Across the nation, college scouts begin checking out prospects from their freshman year of high school on. The majority of athletes start out on the freshman level and work their way up to JV or varsity by the end of their career, which colleges look at when deciding on their future athletes.

“I started on a house team when I was 6, then I moved up to a select team when I was 8,” freshman Patty Ohanian said. “From then I moved onto a Premier Girls Fastpitch team, the Vienna Stars, and I fell in love with the game.”

Ohanian plans on playing softball for LB in the spring, and she’s verbally committed to the University of Illinois.

When scholarship athletes begin prepping for college sports, they get a lot of support from friends, family and coaches to help with all of the details and the process of being recruited.

“My dad has helped me with the recruiting process, and my coaches have helped me with improving my skills and getting my name out there,” junior football player A.J. Alexander said.

Alexander hasn’t decided on what college he will attend, but he is looking at UVA, Auburn, Towson and Penn State, he said. They are looking at him for a football scholarship.

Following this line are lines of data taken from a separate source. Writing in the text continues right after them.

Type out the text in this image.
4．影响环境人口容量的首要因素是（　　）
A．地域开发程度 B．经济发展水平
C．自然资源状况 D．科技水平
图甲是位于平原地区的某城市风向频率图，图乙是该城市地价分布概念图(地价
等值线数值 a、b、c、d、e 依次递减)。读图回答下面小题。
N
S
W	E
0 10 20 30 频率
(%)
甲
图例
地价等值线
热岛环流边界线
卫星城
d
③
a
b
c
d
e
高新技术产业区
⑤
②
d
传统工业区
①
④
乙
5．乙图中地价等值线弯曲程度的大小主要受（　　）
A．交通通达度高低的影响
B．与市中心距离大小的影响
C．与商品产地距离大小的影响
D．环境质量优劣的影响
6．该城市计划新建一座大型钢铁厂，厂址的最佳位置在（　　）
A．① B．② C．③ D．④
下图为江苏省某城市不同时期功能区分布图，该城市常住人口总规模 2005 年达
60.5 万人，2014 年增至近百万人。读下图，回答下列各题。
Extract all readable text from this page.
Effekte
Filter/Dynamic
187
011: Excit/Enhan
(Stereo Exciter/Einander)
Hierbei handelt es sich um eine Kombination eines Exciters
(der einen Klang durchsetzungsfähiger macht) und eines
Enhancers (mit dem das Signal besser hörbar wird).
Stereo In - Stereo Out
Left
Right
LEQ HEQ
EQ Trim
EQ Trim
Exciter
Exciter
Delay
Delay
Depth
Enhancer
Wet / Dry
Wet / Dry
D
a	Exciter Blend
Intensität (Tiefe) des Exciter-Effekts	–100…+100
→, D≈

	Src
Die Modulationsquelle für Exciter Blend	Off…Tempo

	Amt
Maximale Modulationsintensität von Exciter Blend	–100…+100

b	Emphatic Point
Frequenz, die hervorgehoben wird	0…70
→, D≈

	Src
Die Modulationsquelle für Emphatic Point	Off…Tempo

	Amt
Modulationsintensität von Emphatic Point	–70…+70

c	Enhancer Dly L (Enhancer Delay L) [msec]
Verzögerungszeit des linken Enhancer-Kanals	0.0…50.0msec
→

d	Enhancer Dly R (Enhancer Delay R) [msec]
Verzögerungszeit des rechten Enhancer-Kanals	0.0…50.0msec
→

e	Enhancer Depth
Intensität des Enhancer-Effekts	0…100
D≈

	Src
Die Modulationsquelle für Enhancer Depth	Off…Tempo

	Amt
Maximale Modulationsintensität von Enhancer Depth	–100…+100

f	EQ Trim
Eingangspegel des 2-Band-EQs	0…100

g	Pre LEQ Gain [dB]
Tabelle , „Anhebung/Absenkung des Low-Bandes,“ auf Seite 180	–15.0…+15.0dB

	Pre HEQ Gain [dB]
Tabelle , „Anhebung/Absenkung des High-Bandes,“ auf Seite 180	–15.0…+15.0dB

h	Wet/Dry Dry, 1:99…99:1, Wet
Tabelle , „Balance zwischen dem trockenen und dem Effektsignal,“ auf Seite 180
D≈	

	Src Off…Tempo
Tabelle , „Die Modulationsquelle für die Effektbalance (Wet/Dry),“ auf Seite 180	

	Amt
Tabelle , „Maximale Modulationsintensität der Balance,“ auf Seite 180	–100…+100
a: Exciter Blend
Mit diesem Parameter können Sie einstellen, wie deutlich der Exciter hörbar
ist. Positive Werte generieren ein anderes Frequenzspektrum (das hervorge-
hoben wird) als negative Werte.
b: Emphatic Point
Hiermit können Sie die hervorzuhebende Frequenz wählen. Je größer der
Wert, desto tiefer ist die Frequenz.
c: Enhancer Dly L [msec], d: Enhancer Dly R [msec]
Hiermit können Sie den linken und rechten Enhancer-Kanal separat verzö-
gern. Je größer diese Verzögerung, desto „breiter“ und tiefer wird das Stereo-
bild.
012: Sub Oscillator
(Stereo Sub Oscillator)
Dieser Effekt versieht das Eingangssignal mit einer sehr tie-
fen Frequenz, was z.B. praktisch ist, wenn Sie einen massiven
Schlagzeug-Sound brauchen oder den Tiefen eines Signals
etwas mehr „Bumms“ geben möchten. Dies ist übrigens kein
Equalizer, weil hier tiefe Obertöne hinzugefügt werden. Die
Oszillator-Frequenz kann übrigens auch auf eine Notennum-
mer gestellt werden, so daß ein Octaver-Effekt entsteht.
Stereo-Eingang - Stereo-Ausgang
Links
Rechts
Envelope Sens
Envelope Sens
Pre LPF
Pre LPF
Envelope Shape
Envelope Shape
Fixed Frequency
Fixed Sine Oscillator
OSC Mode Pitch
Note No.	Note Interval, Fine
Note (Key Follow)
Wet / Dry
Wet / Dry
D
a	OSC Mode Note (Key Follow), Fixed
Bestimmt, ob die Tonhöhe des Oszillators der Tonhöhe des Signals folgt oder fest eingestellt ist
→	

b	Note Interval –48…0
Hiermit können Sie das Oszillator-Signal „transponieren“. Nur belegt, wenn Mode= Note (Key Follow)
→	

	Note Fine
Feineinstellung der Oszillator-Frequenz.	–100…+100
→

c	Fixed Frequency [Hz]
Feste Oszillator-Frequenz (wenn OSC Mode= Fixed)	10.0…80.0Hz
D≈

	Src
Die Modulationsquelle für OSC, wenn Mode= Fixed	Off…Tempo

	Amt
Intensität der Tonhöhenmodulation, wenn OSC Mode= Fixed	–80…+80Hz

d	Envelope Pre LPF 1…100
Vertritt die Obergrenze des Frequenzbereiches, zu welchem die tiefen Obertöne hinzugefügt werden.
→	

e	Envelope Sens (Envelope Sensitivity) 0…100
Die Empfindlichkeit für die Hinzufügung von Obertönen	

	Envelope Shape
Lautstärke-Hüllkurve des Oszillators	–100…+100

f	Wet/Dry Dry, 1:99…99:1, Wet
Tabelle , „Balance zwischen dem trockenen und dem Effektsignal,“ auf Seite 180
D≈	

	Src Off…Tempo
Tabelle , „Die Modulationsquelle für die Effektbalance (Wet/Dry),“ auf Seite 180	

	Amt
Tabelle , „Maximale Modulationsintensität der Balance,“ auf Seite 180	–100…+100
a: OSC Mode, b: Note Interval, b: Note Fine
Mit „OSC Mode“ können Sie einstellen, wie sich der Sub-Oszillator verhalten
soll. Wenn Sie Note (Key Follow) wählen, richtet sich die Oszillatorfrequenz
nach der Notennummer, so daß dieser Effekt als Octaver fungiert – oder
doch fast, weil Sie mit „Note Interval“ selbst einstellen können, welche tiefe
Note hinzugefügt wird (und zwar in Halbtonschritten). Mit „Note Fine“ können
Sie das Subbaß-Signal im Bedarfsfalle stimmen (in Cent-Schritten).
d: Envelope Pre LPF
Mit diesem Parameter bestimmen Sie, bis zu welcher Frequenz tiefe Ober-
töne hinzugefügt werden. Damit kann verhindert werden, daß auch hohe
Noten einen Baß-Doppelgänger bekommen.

Senior Kacy Decatur plays varsity soccer for the school, as well as travel, and is planning on attending Christopher Newport University in the fall, where there is a possibility she’ll play club soccer.

Potential college recruits know that if they want to make it to the next level, they have to be willing to make sacrifices and train diligently outside of regular school practices.

“I lift five days a week,” senior Jack Owens said. “I also hit five days a week and throw long toss on the field. I eat a lot of protein [to train] too.”

Owens is one athlete who understands what it means to dedicate himself to a sport. A member of the varsity baseball team since freshman year, he has received a scholarship to East Carolina University next year for baseball, and he will take some of the lessons he learned in high school with him.

“Practice hard,” Owens said. “The more you play, the better you get; it pays off in the long run.”